DETROIT -- Metro Detroit drivers will face yet another challenge during their morning and afternoon commutes.
Southbound I-75, between Detroit and the Downriver city of Southgate, officially closed Saturday, and construction is expected to last two years.
During the closure, the Michigan Department of Transportation will be conducting work on several bridges on both sides of the interstate.
MDOT said Tuesday's commute went relatively hitch-free, with no accidents or major issues reported. However, southbound traffic is expected to back up at a handful of intersections as a result of detoured traffic bypassing the I-75 construction.
Flat Rock Police have reportedly expressed "serious" concerns about impacts on Telegraph Rd. traffic due to the planned closing, particularly near Gibraltar Rd. -- north of the Monroe County line.
Henry Ford Wyandotte Hospital, meanwhile, is not anticipating the increase in traffic will cause any major issue with response times. However, hospital officials are prepared to treat a new kind of condition: Road Weary Warrior Syndrome.
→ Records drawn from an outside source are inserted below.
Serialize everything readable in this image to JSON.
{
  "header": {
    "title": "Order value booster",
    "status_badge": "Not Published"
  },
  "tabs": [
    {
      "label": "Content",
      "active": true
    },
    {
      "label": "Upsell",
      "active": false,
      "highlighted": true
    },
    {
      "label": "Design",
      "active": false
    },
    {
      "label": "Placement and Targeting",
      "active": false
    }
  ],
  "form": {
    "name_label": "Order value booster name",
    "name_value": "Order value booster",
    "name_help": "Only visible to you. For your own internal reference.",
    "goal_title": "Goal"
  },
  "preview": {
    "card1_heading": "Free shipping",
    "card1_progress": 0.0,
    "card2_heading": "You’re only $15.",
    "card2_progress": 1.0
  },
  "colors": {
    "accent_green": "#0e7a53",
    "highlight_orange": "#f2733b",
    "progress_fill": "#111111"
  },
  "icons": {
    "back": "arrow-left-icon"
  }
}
According to The News-Herald, the hospital’s initial treatment plan for visitors and employees consists of comfort stations, which opened Monday, the first workday of the closure.
"The construction is sure to present some challenges," Denise Brooks-Williams, Henry Ford Wyandotte Hospital president and CEO, told The News-Herald. “It’s one of those things we have to adjust to and just get through."
The southbound I-75 shutdown is part of a $200 million project that includes rebuilding the shoddy bridge deck on the Rouge River bridge, along with other bridge repairs and replacements.
MDOT spokeswoman Diane Cross said the evening commute is likely to be much more challenging for drivers, and she warned motorists to expect delays.
"It takes a couple of weeks of taking different routes for detours for drivers to figure out which ones work best," Cross told the Detroit Free Press. "And then we kind of settle into a pattern, and that pattern is probably going to stay the same for a couple of years."
A semi fire on I-94 in Detroit likely slowed down drivers who may have wanted to avoid the shutdown by taking that freeway to the official posted detour, which follows I-96 and I-275. Another incident with a semi, a crash on I-75 near I-96, also slowed down northbound I-75 traffic.
MDOT's official detour for through traffic takes drivers off I-75 at I-96, heads west to I-275 and then south back to I-75. It’s a lengthy detour, but MDOT said it opted not to send thousands of extra vehicles onto a shorter detour using I-94 because that freeway is already jammed with traffic as is, while I-96 is wider and has had sections rebuilt, giving it more capacity for extra vehicles.
"We fully realize the distance that is, and a lot of drivers won’t do that," Cross said.